Publié le 2 Septembre 2021 par Lurdo dans Cinéma, Comédie, Critiques éclair, Musique, Review, Drame, Canada

Au programme : un film par jour, cinq jours par semaine, et des critiques d'une vingtaine de lignes, tout au plus.

Stage Mother (2020) :

Grenouille de bénitier responsable d'une chorale d'église texane, Maybelline Metcalf (Jacki Weaver) découvre, à la mort de son fils Ricky (Eldon Thiele) - qu'elle avait renié à son coming-out - que ce dernier possédait un bar gay à San Francisco, réputé pour ses spectacles de drag.

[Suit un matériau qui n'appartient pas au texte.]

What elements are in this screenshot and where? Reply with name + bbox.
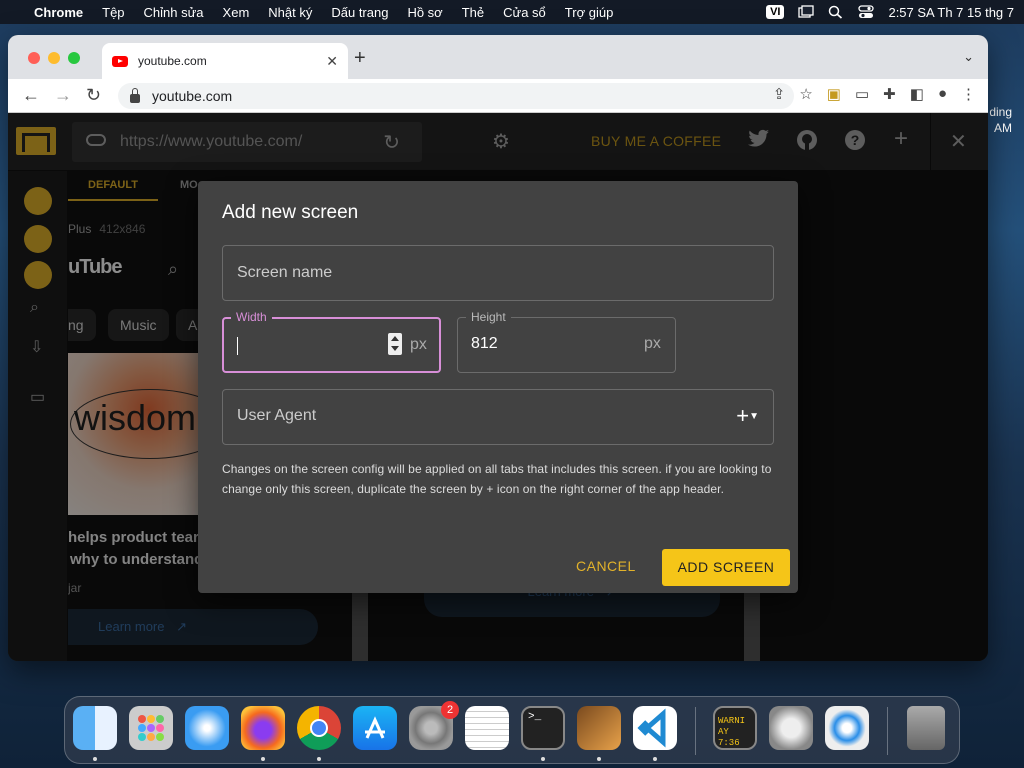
menu-window[interactable]: Cửa sổ bbox=[503, 5, 546, 20]
textedit-icon[interactable] bbox=[465, 706, 509, 750]
close-tab-icon[interactable]: ✕ bbox=[326, 53, 338, 70]
macos-dock: 2 >_ WARNI AY 7:36 bbox=[64, 696, 960, 764]
garageband-running-dot bbox=[597, 757, 601, 761]
vscode-running-dot bbox=[653, 757, 657, 761]
text-caret bbox=[237, 337, 238, 355]
browser-tab-youtube[interactable]: youtube.com ✕ bbox=[102, 43, 348, 79]
screen-mirroring-icon[interactable] bbox=[798, 5, 815, 19]
launchpad-icon[interactable] bbox=[129, 706, 173, 750]
profile-avatar-icon[interactable]: ● bbox=[938, 85, 947, 103]
tab-strip: youtube.com ✕ + ⌄ bbox=[8, 35, 988, 79]
macos-menubar: Chrome Tệp Chỉnh sửa Xem Nhật ký Dấu tra… bbox=[0, 0, 1024, 24]
automator-icon[interactable] bbox=[769, 706, 813, 750]
menu-view[interactable]: Xem bbox=[223, 5, 250, 20]
screen-name-field[interactable]: Screen name bbox=[222, 245, 774, 301]
terminal-icon[interactable]: >_ bbox=[521, 706, 565, 750]
vscode-icon[interactable] bbox=[633, 706, 677, 750]
minimize-window-button[interactable] bbox=[48, 52, 60, 64]
trash-icon[interactable] bbox=[907, 706, 945, 750]
menu-tab[interactable]: Thẻ bbox=[462, 5, 484, 20]
new-tab-icon[interactable]: + bbox=[354, 47, 366, 70]
console-icon[interactable]: WARNI AY 7:36 bbox=[713, 706, 757, 750]
width-unit: px bbox=[410, 336, 427, 353]
menu-edit[interactable]: Chỉnh sửa bbox=[144, 5, 204, 20]
menu-file[interactable]: Tệp bbox=[102, 5, 124, 20]
width-field[interactable]: Width px bbox=[222, 310, 441, 373]
lock-icon[interactable] bbox=[130, 87, 140, 103]
forward-icon[interactable]: → bbox=[54, 85, 72, 106]
responsively-extension-icon[interactable]: ▣ bbox=[827, 85, 841, 103]
finder-running-dot bbox=[93, 757, 97, 761]
window-controls bbox=[28, 52, 80, 64]
close-window-button[interactable] bbox=[28, 52, 40, 64]
share-icon[interactable]: ⇪ bbox=[773, 85, 786, 103]
settings-badge: 2 bbox=[441, 701, 459, 719]
tab-search-chevron-icon[interactable]: ⌄ bbox=[963, 49, 974, 65]
width-stepper[interactable] bbox=[388, 333, 402, 355]
browser-toolbar: ← → ↻ youtube.com ⇪ ☆ ▣ ▭ ✚ ◧ ● ⋮ bbox=[8, 79, 988, 113]
desktop-widget-line2: AM bbox=[994, 121, 1012, 135]
browser-tab-title: youtube.com bbox=[138, 54, 207, 68]
menu-profiles[interactable]: Hồ sơ bbox=[407, 5, 442, 20]
terminal-prompt-icon: >_ bbox=[528, 711, 542, 723]
height-value: 812 bbox=[471, 335, 498, 352]
desktop-widget-text: ding AM bbox=[989, 104, 1012, 136]
dock-separator-2 bbox=[887, 707, 888, 755]
browser-toolbar-actions: ⇪ ☆ ▣ ▭ ✚ ◧ ● ⋮ bbox=[773, 85, 976, 103]
terminal-running-dot bbox=[541, 757, 545, 761]
firefox-icon[interactable] bbox=[241, 706, 285, 750]
side-panel-icon[interactable]: ◧ bbox=[910, 85, 924, 103]
user-agent-select[interactable]: User Agent +▼ bbox=[222, 389, 774, 445]
app-store-icon[interactable] bbox=[353, 706, 397, 750]
height-label: Height bbox=[466, 310, 511, 324]
menu-bookmarks[interactable]: Dấu trang bbox=[331, 5, 388, 20]
back-icon[interactable]: ← bbox=[22, 85, 40, 106]
add-screen-button[interactable]: ADD SCREEN bbox=[662, 549, 790, 586]
safari-icon[interactable] bbox=[185, 706, 229, 750]
menu-history[interactable]: Nhật ký bbox=[268, 5, 312, 20]
zoom-window-button[interactable] bbox=[68, 52, 80, 64]
bookmark-star-icon[interactable]: ☆ bbox=[799, 85, 812, 103]
input-source-indicator[interactable]: VI bbox=[766, 5, 785, 19]
height-unit: px bbox=[644, 335, 661, 352]
address-bar-text: youtube.com bbox=[152, 88, 233, 104]
extensions-puzzle-icon[interactable]: ✚ bbox=[883, 85, 896, 103]
height-field[interactable]: Height 812 px bbox=[457, 310, 676, 373]
spotlight-icon[interactable] bbox=[828, 5, 844, 19]
menu-chrome[interactable]: Chrome bbox=[34, 5, 83, 20]
screen-name-placeholder: Screen name bbox=[237, 264, 333, 281]
menubar-status-area: VI 2:57 SA Th 7 15 thg 7 bbox=[766, 0, 1014, 24]
dialog-help-text: Changes on the screen config will be app… bbox=[222, 462, 772, 496]
firefox-running-dot bbox=[261, 757, 265, 761]
chrome-icon[interactable] bbox=[297, 706, 341, 750]
dialog-title: Add new screen bbox=[222, 202, 359, 223]
add-user-agent-icon[interactable]: +▼ bbox=[736, 404, 759, 428]
console-warning-text: WARNI AY 7:36 bbox=[718, 716, 746, 748]
chrome-running-dot bbox=[317, 757, 321, 761]
menu-help[interactable]: Trợ giúp bbox=[565, 5, 614, 20]
width-label: Width bbox=[231, 310, 272, 324]
user-agent-placeholder: User Agent bbox=[237, 407, 317, 424]
add-screen-dialog: Add new screen Screen name Width px Heig… bbox=[198, 181, 798, 593]
desktop-widget-line1: ding bbox=[989, 105, 1012, 119]
finder-icon[interactable] bbox=[73, 706, 117, 750]
address-bar[interactable]: youtube.com bbox=[118, 83, 794, 109]
control-center-icon[interactable] bbox=[858, 5, 875, 19]
quicktime-icon[interactable] bbox=[825, 706, 869, 750]
cancel-button[interactable]: CANCEL bbox=[576, 558, 636, 574]
extension-cast-icon[interactable]: ▭ bbox=[855, 85, 869, 103]
menubar-clock[interactable]: 2:57 SA Th 7 15 thg 7 bbox=[888, 5, 1014, 20]
garageband-icon[interactable] bbox=[577, 706, 621, 750]
youtube-favicon-icon bbox=[112, 55, 128, 67]
chrome-menu-icon[interactable]: ⋮ bbox=[961, 85, 976, 103]
dock-separator-1 bbox=[695, 707, 696, 755]
reload-icon[interactable]: ↻ bbox=[86, 85, 101, 106]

Contre toute attente, et en dépit de ses nombreux préjugés envers la communauté LGBTQ et les drag queens, Maybelline finit par se prendre d'intérêt pour l'établissement en difficulté et pour ses habitués, et avec l'aide de Nathan (Adrian Grenier) et de Sienna (Lucy Liu), le compagnon et la meilleure amie de Ricky, elle va tenter de le garder ouvert en souvenir de son fils...

Une comédie gentillette sur la communauté LGBTQ et les drag queens, ainsi que sur une bigote qui apprend à accepter autrui, blablabla : on le voit tout de suite, si le métrage a bon fond, il est aussi ultra balisé, et donne globalement l'impression d'arriver 15 ans trop tard.

Particulièrement cousu de fil blanc, on se serait attendu à voir ce récit au début des années 2000, quelque part entre Priscilla, Folle du Désert et Kinky Boots ; et je suis certain qu'il y aurait quelque chose à redire de ces personnages excentriques tous en perte de repères, dont la vie retrouve un peu de sens au contact d'une mère de substitution aux valeurs traditionnelles.

À noter, parmi les seconds rôles, un Adrien Grenier compétent, mais un peu monotone en gay bitchy constamment exaspéré, et une Lucy Liu méconnaissable, blonde et ne faisant pas son âge, mais malheureusement largement sous-exploitée.

Encore une fois, ce n'est pas désagréable, c'est fait avec beaucoup d'empathie et de sympathie pour la cause, mais c'est bien trop convenu pour être marquant.

Un petit 3/6 sans grande conviction.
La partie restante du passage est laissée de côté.